Volume 27 Numéro 02 Le 2 septembre 2009

Grande ouverture du poulailler Bourgon et frères à St-Isidore

Par Agricom


Les poussins de quelques jours se sont vite adaptés à leur nouvel environnement: ils se sont mis tout naturellement à picorer dès leur arrivée. Photo Agricom.

La famille Bourgon de St-Isidore dans l’Est ontarien, a inauguré fièrement leur nouveau poulailler par une porte-ouverte, le samedi 22 août dernier.

Un lunch était offert à l’intérieur du vaste bâtiment tout neuf, les oiseaux n’étant attendu que plus tard dans la semaine suivante. Le grand bâtiment ultramoderne à un seul étage de 12 800 pieds carrés pourra accueillir environ 12 000 poussins en vue de la production de poulets de chair (poulet « grill »).

Selon Patrick Hutchinson, spécialiste avicole avec New Life Mills, les oisillons prennent maintenant en moyenne 40 jours pour atteindre la taille commerciale d’abattage de 2,4 kg.

Les jeunes oisillons s’habituent vite à leur environnement.
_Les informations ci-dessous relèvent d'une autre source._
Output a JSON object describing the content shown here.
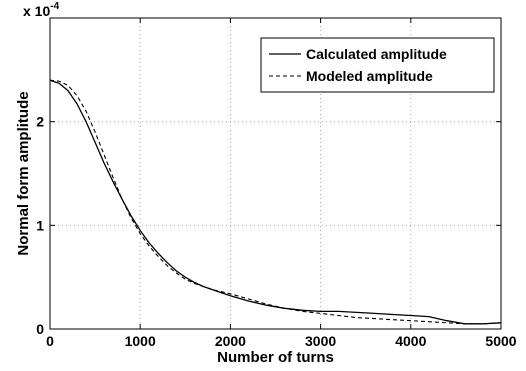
{
  "chart_data": {
    "type": "line",
    "title": "",
    "xlabel": "Number of turns",
    "ylabel": "Normal form amplitude",
    "y_multiplier_label": "x 10",
    "y_multiplier_exponent": "-4",
    "xlim": [
      0,
      5000
    ],
    "ylim": [
      0,
      3
    ],
    "xticks": [
      0,
      1000,
      2000,
      3000,
      4000,
      5000
    ],
    "yticks": [
      0,
      1,
      2
    ],
    "grid": true,
    "legend_position": "top-right",
    "x": [
      0,
      100,
      200,
      300,
      400,
      500,
      600,
      700,
      800,
      900,
      1000,
      1100,
      1200,
      1300,
      1400,
      1500,
      1600,
      1700,
      1800,
      1900,
      2000,
      2200,
      2400,
      2600,
      2800,
      3000,
      3200,
      3400,
      3600,
      3800,
      4000,
      4200,
      4400,
      4600,
      4800,
      5000
    ],
    "series": [
      {
        "name": "Calculated amplitude",
        "style": "solid",
        "values": [
          2.4,
          2.37,
          2.3,
          2.17,
          2.0,
          1.8,
          1.6,
          1.42,
          1.25,
          1.09,
          0.95,
          0.83,
          0.73,
          0.64,
          0.56,
          0.5,
          0.45,
          0.41,
          0.38,
          0.35,
          0.32,
          0.27,
          0.23,
          0.2,
          0.18,
          0.17,
          0.17,
          0.16,
          0.15,
          0.14,
          0.13,
          0.12,
          0.08,
          0.05,
          0.05,
          0.06
        ]
      },
      {
        "name": "Modeled amplitude",
        "style": "dashed",
        "values": [
          2.4,
          2.39,
          2.35,
          2.25,
          2.1,
          1.9,
          1.68,
          1.46,
          1.25,
          1.07,
          0.92,
          0.8,
          0.7,
          0.61,
          0.54,
          0.48,
          0.44,
          0.41,
          0.38,
          0.36,
          0.34,
          0.29,
          0.24,
          0.2,
          0.17,
          0.15,
          0.13,
          0.11,
          0.1,
          0.09,
          0.08,
          0.07,
          0.06,
          0.05,
          0.05,
          0.06
        ]
      }
    ]
  }
}
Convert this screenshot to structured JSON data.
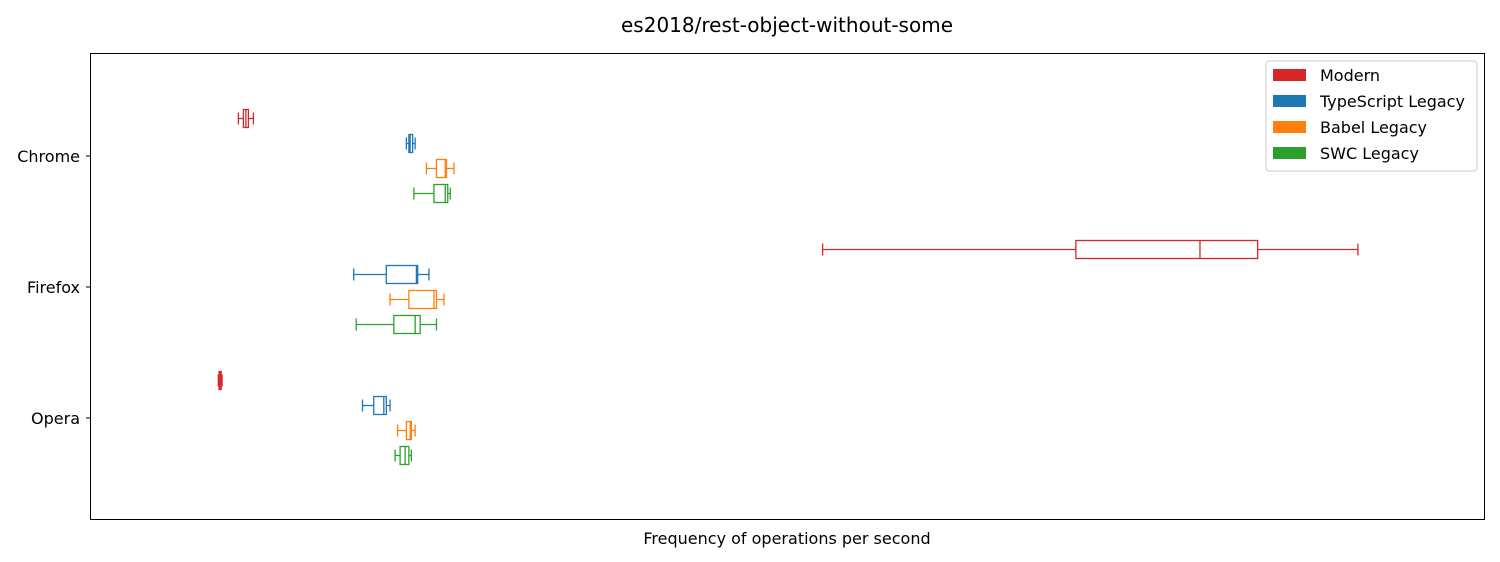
{
  "chart_data": {
    "type": "boxplot",
    "orientation": "horizontal",
    "title": "es2018/rest-object-without-some",
    "xlabel": "Frequency of operations per second",
    "ylabel": "",
    "x_ticks_shown": false,
    "xlim": [
      0,
      1000
    ],
    "categories": [
      "Chrome",
      "Firefox",
      "Opera"
    ],
    "legend": {
      "placement": "top-right"
    },
    "series": [
      {
        "name": "Modern",
        "color": "#d62728",
        "boxes": [
          {
            "category": "Chrome",
            "whislo": 62,
            "q1": 66,
            "med": 68,
            "q3": 70,
            "whishi": 74
          },
          {
            "category": "Firefox",
            "whislo": 528,
            "q1": 730,
            "med": 829,
            "q3": 875,
            "whishi": 955
          },
          {
            "category": "Opera",
            "whislo": 46,
            "q1": 46.6,
            "med": 47.5,
            "q3": 48.3,
            "whishi": 49
          }
        ]
      },
      {
        "name": "TypeScript Legacy",
        "color": "#1f77b4",
        "boxes": [
          {
            "category": "Chrome",
            "whislo": 196,
            "q1": 198,
            "med": 199,
            "q3": 201,
            "whishi": 203
          },
          {
            "category": "Firefox",
            "whislo": 154,
            "q1": 180,
            "med": 204,
            "q3": 205,
            "whishi": 214
          },
          {
            "category": "Opera",
            "whislo": 161,
            "q1": 170,
            "med": 178,
            "q3": 180,
            "whishi": 183
          }
        ]
      },
      {
        "name": "Babel Legacy",
        "color": "#ff7f0e",
        "boxes": [
          {
            "category": "Chrome",
            "whislo": 212,
            "q1": 220,
            "med": 227,
            "q3": 228,
            "whishi": 234
          },
          {
            "category": "Firefox",
            "whislo": 183,
            "q1": 198,
            "med": 218,
            "q3": 220,
            "whishi": 226
          },
          {
            "category": "Opera",
            "whislo": 189,
            "q1": 196,
            "med": 199,
            "q3": 200,
            "whishi": 203
          }
        ]
      },
      {
        "name": "SWC Legacy",
        "color": "#2ca02c",
        "boxes": [
          {
            "category": "Chrome",
            "whislo": 202,
            "q1": 218,
            "med": 227,
            "q3": 229,
            "whishi": 231
          },
          {
            "category": "Firefox",
            "whislo": 156,
            "q1": 186,
            "med": 203,
            "q3": 207,
            "whishi": 220
          },
          {
            "category": "Opera",
            "whislo": 187,
            "q1": 191,
            "med": 195,
            "q3": 198,
            "whishi": 200
          }
        ]
      }
    ]
  }
}
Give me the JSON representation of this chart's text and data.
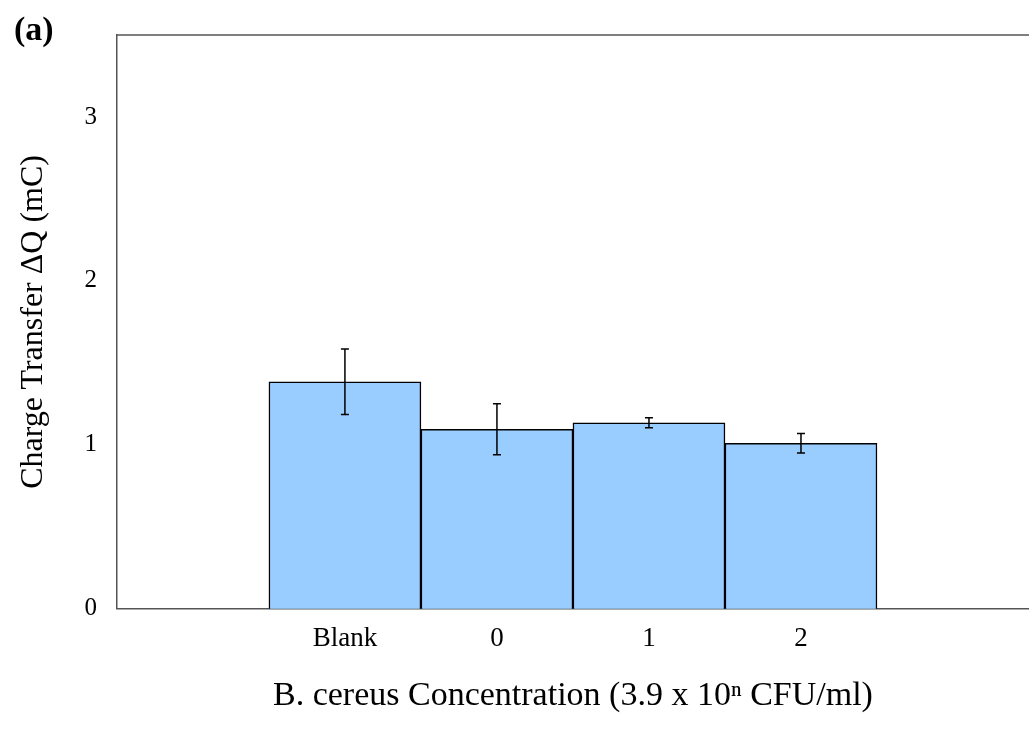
{
  "chart_data": {
    "type": "bar",
    "annotations": [
      "(a)"
    ],
    "xlabel": "B. cereus Concentration (3.9 x 10ⁿ CFU/ml)",
    "ylabel": "Charge Transfer ΔQ (mC)",
    "categories": [
      null,
      "Blank",
      "0",
      "1",
      "2",
      null
    ],
    "values": [
      null,
      1.385,
      1.095,
      1.135,
      1.01,
      null
    ],
    "errors": [
      null,
      0.2,
      0.155,
      0.03,
      0.06,
      null
    ],
    "color": "#99ccff",
    "ylim": [
      0,
      3.5
    ],
    "yticks": [
      0,
      1,
      2,
      3
    ],
    "grid": false,
    "legend": false
  }
}
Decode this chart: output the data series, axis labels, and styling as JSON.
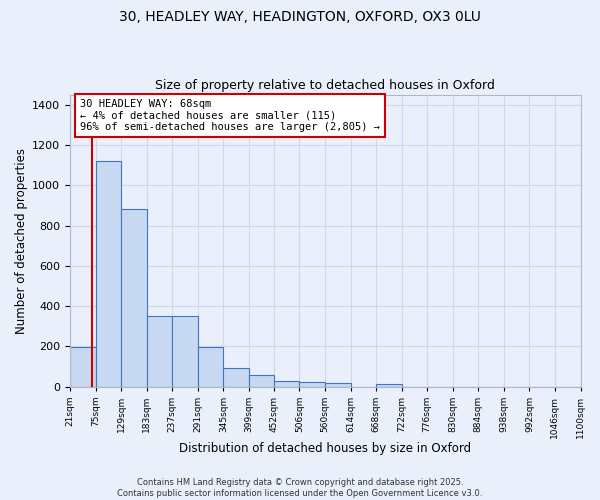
{
  "title_line1": "30, HEADLEY WAY, HEADINGTON, OXFORD, OX3 0LU",
  "title_line2": "Size of property relative to detached houses in Oxford",
  "xlabel": "Distribution of detached houses by size in Oxford",
  "ylabel": "Number of detached properties",
  "bar_edges": [
    21,
    75,
    129,
    183,
    237,
    291,
    345,
    399,
    452,
    506,
    560,
    614,
    668,
    722,
    776,
    830,
    884,
    938,
    992,
    1046,
    1100
  ],
  "bar_heights": [
    195,
    1120,
    880,
    350,
    350,
    195,
    95,
    57,
    27,
    22,
    17,
    0,
    12,
    0,
    0,
    0,
    0,
    0,
    0,
    0
  ],
  "bar_color": "#c6d9f1",
  "bar_edge_color": "#4472c4",
  "bar_edge_width": 0.8,
  "grid_color": "#d0d8e8",
  "background_color": "#eaf0fb",
  "vline_x": 68,
  "vline_color": "#cc0000",
  "annotation_text": "30 HEADLEY WAY: 68sqm\n← 4% of detached houses are smaller (115)\n96% of semi-detached houses are larger (2,805) →",
  "annotation_box_color": "white",
  "annotation_box_edge_color": "#cc0000",
  "ylim": [
    0,
    1450
  ],
  "yticks": [
    0,
    200,
    400,
    600,
    800,
    1000,
    1200,
    1400
  ],
  "footnote": "Contains HM Land Registry data © Crown copyright and database right 2025.\nContains public sector information licensed under the Open Government Licence v3.0.",
  "tick_labels": [
    "21sqm",
    "75sqm",
    "129sqm",
    "183sqm",
    "237sqm",
    "291sqm",
    "345sqm",
    "399sqm",
    "452sqm",
    "506sqm",
    "560sqm",
    "614sqm",
    "668sqm",
    "722sqm",
    "776sqm",
    "830sqm",
    "884sqm",
    "938sqm",
    "992sqm",
    "1046sqm",
    "1100sqm"
  ]
}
Quand ils arrivent, ils ont immédiatement accès à de la moulée placée pour l’occasion sur des grands plateaux en carton au sol. Ils se mettent naturellement à picorer. Pour ce qui est de l’eau, la ferme a installé des abreuvoirs « à tétines », où une gouttelette d’eau perle juste à hauteur des yeux, et les oisillons semblent ne pas avoir de problèmes à apprendre à boire.

Il y a six cycles d’élevage par année, qui durent une soixantaine de jours chacun. À la fin d’un cycle, une fois les oiseaux expédiés vers l’abattoir, le bâtiment est scrupuleusement nettoyé et désinfecté.
Puis, après une période d’attente, un nouveau lot de poussins est accueilli. Cela fait en sorte qu’il n’y a pas de parasite ou de maladie qui puisse se transmettre d’un élevage au suivant.

Le bâtiment des Bourgon est très pratique à cet effet, pour deux raisons, explique le spécialiste avicole. D’abord, il est constitué d’un seul étage, ce qui facilite l’opération primaire de grattage du fumier. D’ailleurs un petit skid-steer peut y entrer par de grandes portes de garage. De plus, les murs de la zone d’élevage sont recouverts d’un fini vinyle lisse, ce qui facilite d’autant plus l’opération de nettoyage et désinfection qui suit.

M. Hutchinson confiait à Agricom que la construction de poulailler (autant pour le poulet de chair que les pondeuses) était toujours aussi populaire dans l’Est ontarien, avec plusieurs projets par mois. Plusieurs producteurs laitiers se convertissent à cette production, moins accaparante et hautement automatisée.

Selon M. Hutchinson, l’élevage avicole ne requiert pas autant d’efforts physiques qu’exige la production laitière, et cela attire certains producteurs trop jeunes encore pour la retraite, mais qui sans relève, préfère le rythme de travail moins exigeant que cela leur permet.